Appellant states that if we hold against her as to the jurisdictional point that she then desires to contend that the decree should be reversed because “the price of $200,000 for the Michigan Avenue property was wholly inadequate.” After a careful consideration of the entire evidence that bears upon the subject we are satisfied that the contention is without merit. The uncontradicted evidence shows that appellant took the position that she would not approve nor disapprove the sale of the property, and that “she felt the other interests should buy her out.” In her reply brief she states that if the other beneficiaries desired to pay her “the fair value of .her share, it would have been acceptable and would have avoided the present law suit.” It is a reasonable inference from the evidence that appellant, because she did not succeed in forcing the other beneficiaries to pay her what she considered a fair price for her share in the property, concluded to make them all the trouble that she could in the instant proceedings. It is significant that all of the beneficiaries save appellant approved the sale.

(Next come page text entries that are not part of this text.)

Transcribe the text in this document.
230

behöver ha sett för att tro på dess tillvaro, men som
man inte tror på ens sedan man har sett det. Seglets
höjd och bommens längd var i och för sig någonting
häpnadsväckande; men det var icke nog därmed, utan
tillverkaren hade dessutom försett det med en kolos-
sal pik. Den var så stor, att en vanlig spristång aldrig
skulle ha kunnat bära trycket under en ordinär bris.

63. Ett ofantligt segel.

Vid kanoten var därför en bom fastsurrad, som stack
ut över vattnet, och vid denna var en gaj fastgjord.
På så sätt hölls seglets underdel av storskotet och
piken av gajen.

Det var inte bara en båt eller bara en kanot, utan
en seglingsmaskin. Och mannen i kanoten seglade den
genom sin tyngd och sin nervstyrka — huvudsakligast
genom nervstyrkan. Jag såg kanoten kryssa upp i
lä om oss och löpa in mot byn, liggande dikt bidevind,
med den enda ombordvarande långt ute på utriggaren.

It appears, from an affidavit filed in this proceeding, that appellant failed to file an appeal bond in the instant proceeding and because of that fact the petitioners, in accordance with the terms and provisions of the instant decree, consummated the sale of the premises at 174-176 North Michigan avenue and executed and delivered to the purchaser, Austin L. Wyman, a deed conveying to him the said premises; that Wyman paid to the trustees the consideration for the premises and that thereafter, in accordance with the terms of the said decree, the trustees distributed a part of the proceeds to the creditors of the trusts and to all beneficiaries thereof except appellant, who re*396fused to accept her share as a beneficiary; that the trustees, in accordance with the provisions of the decree, sought to sell the remaining parcels of the real estate, but not having received satisfactory offers for the same within sixty days from the date of the decree, the remaining parcels of the real estate in said trusts were offered at public sale by the master in chancery; that after due notice to appellant said sale was confirmed by the court; that no objections were filed to such public sale by appellant; that said decree sets forth the beneficial interests of the various parties in said trusts and that no objection was made by appellant as to her beneficial interest stated therein; that the sale of said properties was approved by the court on February 27, 1941, and that no appeal has been taken by appellant from said order. Petitioners have filed a motion to dismiss the instant appeal upon the ground, inter alia, that there is no longer any actual controversy between the parties. Appellant, in her objections to the motion to dismiss the appeal, admits that she filed no appeal bond but contends that if the point she raises upon the appeal, that the trial court had no jurisdiction to enter the order or decree from which the appeal is taken, is sustained, then the decree or judgment of the trial court is void and the purchasers of the property at the trustees ’ sale can ■ obtain no rights, interest or privileges by virtue of that order. Appellant makes no denial as to the proceedings that took place in the lower court after the time for filing a bond had expired. While there is considerable force in the argument of petitioners in support of their motion to dismiss the appeal, we have concluded to deny the motion.

Feeling, as we do, that appellant has shown no equitable ground for reversing the decree of the superior court of Cook county entered November 15, 1940, the decree is affirmed.

Decree affirmed.

Sullivan, P. J., and Friend, J., concur.